Thread-safe LRU cache for encode_prompt outputs.

The cache stores whatever encode_prompt returns (tensor, tuple of tensors, None, etc.). Lookup / insertion is O(1) amortized. Eviction is least-recently-used.

bypassed instance-attribute

bypassed = 0

enabled instance-attribute

enabled = enabled

hits instance-attribute

hits = 0

max_size instance-attribute

max_size = max_size

misses instance-attribute

misses = 0

clear

clear() -> None

get

get(key: Any) -> Any

Return the cached value or _CACHE_MISS if absent.

Returning a sentinel (rather than None) lets callers cache legitimate None results from the wrapped function.

put

put(key: Any, value: Any) -> None

stats

stats() -> dict[str, int]

install_prompt_embed_cache

install_prompt_embed_cache(
    pipeline: Any,
    *,
    max_size: int = 32,
    enabled: bool = True,
    model_tag: str | None = None,
) -> PromptEmbedCache | None

Wrap pipeline.encode_prompt so results are cached by argument identity.

Idempotent: calling twice on the same pipeline is a no-op and returns the existing cache.
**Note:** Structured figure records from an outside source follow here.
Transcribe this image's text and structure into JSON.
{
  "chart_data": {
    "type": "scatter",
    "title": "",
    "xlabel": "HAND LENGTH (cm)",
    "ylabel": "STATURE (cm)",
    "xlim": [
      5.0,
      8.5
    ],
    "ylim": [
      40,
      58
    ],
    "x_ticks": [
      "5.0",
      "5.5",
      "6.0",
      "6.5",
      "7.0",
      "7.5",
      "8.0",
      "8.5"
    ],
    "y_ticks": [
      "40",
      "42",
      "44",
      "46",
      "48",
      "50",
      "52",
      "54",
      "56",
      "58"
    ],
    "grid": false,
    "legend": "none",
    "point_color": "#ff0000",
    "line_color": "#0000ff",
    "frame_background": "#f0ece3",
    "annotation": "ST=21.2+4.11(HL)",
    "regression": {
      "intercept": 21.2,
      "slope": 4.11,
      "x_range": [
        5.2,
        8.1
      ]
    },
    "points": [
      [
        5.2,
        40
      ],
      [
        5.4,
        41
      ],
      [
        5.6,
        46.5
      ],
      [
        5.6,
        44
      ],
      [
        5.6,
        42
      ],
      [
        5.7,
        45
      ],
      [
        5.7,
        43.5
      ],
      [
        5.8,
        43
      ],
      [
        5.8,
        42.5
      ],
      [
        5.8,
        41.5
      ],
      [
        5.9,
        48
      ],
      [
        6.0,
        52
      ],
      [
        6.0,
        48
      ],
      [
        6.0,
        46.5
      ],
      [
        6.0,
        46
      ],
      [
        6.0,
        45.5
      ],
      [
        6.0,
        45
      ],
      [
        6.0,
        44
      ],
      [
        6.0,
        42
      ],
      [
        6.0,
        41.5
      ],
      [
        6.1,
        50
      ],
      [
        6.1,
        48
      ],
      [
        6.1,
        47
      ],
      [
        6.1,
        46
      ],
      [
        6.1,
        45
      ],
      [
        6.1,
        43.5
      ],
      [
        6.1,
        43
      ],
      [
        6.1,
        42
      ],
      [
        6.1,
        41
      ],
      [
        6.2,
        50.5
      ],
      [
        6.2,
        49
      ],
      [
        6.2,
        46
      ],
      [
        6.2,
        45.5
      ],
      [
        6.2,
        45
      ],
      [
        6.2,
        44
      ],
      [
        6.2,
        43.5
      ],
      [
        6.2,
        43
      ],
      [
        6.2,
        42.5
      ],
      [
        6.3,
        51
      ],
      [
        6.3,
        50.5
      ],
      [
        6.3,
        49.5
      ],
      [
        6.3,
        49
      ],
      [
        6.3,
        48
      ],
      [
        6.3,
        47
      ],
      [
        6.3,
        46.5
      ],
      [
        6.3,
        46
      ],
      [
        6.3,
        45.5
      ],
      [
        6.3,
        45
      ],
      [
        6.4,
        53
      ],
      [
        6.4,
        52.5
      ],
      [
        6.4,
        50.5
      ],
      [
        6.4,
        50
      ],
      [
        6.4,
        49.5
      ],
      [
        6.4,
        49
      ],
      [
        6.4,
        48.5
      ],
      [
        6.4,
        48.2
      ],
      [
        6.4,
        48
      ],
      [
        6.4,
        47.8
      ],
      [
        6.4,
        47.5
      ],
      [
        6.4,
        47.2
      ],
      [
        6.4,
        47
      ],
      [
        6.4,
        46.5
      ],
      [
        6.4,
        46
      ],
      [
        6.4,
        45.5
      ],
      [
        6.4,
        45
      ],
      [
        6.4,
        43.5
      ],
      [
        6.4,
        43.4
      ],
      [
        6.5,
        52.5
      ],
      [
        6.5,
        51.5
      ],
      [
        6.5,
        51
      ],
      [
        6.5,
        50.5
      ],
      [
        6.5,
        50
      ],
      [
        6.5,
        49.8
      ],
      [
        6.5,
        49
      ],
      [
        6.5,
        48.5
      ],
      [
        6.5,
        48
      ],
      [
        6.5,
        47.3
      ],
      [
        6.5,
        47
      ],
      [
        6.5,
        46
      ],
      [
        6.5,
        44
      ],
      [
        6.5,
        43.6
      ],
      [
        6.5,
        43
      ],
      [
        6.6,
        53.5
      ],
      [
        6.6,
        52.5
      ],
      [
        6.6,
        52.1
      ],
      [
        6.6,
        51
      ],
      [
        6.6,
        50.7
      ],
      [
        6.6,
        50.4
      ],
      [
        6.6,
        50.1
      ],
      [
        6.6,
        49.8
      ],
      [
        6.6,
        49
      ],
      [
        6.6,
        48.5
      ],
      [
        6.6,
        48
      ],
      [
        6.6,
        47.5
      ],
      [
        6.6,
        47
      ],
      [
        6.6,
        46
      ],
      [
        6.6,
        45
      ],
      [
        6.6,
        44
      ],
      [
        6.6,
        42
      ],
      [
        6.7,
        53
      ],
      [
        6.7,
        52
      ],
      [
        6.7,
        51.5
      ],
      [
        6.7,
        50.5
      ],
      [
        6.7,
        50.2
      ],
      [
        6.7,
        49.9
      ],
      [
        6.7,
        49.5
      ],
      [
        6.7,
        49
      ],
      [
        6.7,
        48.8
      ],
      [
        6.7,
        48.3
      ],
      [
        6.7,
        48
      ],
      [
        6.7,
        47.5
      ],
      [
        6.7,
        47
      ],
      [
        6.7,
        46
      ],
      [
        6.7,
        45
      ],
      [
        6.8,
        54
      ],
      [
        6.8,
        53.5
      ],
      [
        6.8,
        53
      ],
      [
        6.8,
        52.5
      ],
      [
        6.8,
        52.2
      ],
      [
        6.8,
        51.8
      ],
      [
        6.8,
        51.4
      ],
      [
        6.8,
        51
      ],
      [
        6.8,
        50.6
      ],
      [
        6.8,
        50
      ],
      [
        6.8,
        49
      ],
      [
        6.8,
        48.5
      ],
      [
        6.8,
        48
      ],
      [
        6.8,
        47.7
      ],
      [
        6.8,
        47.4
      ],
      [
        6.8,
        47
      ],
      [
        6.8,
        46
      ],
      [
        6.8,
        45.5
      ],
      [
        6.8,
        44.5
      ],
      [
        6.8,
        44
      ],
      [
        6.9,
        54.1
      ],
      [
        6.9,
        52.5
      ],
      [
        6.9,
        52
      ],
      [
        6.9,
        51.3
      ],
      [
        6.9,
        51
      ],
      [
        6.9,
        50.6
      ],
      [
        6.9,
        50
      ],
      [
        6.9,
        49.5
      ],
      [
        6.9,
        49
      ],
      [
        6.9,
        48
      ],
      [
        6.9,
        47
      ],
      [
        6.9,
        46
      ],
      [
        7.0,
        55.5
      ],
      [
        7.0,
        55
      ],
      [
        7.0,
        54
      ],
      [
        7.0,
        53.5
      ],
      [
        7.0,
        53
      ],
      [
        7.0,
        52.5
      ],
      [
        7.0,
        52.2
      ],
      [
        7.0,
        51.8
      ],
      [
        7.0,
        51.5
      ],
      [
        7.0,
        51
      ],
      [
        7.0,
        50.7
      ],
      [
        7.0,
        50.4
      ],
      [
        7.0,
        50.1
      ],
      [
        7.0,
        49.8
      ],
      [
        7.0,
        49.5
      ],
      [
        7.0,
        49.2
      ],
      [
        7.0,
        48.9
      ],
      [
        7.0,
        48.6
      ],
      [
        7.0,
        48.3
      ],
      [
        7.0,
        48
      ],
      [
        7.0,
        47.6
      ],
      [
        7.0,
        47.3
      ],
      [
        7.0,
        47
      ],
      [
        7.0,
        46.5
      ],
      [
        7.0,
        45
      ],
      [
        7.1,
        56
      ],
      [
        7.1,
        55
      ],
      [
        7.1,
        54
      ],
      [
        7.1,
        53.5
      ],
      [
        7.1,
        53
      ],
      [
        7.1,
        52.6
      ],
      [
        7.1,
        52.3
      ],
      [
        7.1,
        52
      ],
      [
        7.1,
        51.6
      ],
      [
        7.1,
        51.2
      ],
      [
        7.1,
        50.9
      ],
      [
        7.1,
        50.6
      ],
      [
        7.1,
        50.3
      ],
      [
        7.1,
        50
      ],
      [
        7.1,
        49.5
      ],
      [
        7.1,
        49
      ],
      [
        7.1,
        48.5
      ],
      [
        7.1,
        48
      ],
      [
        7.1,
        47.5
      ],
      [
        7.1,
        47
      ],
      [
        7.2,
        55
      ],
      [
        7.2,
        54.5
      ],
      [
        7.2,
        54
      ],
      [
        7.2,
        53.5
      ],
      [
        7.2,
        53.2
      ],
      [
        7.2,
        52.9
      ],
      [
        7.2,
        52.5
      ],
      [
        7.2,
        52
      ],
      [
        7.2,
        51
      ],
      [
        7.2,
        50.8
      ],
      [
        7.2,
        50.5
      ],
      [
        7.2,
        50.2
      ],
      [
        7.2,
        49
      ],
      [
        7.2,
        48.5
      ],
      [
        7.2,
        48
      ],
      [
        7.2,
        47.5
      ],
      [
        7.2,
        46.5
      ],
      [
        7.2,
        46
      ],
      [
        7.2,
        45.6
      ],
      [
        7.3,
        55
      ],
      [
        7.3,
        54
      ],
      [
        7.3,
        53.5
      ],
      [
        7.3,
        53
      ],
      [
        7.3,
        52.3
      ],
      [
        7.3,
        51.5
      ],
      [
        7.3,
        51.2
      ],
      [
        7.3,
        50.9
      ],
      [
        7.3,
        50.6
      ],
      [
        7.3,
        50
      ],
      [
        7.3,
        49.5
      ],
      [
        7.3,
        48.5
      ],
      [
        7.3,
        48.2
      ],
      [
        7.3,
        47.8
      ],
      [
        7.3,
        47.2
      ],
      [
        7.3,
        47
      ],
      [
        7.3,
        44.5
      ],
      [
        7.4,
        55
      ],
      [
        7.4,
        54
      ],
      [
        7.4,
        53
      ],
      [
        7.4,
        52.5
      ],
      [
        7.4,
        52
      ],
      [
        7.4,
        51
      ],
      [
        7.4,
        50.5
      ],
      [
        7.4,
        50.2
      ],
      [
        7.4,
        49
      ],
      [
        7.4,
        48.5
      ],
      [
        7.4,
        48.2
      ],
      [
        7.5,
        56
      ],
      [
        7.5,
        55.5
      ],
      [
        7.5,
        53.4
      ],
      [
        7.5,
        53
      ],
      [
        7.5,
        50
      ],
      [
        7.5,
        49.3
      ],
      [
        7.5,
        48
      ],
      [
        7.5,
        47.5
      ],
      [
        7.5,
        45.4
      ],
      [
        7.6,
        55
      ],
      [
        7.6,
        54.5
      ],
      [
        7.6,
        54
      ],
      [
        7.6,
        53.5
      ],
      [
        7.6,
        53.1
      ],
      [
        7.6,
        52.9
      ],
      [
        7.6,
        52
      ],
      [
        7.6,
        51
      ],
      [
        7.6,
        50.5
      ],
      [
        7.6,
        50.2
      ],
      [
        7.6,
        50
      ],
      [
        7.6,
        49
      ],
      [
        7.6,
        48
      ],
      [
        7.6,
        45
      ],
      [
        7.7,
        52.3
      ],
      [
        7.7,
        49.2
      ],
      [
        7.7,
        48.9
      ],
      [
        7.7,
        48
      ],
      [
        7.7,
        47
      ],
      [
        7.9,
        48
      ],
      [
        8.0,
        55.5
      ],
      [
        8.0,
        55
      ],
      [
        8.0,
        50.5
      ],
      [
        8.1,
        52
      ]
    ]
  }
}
Returns None if the pipeline has no encode_prompt method.

resolve_prompt_embed_cache_config

resolve_prompt_embed_cache_config(
    enable: bool | None = None, max_size: int | None = None
) -> tuple[bool, int]

Combine explicit args with env-var overrides.

Environment variables (useful for quick enablement in GRPO jobs without touching config files):

``OMNI_DIFFUSION_PROMPT_EMBED_CACHE`` (``1``/``0``/``true``/``false``)
``OMNI_DIFFUSION_PROMPT_EMBED_CACHE_SIZE`` (positive int)

uninstall_prompt_embed_cache

uninstall_prompt_embed_cache(pipeline: Any) -> None

Restore the original encode_prompt on pipeline if wrapped.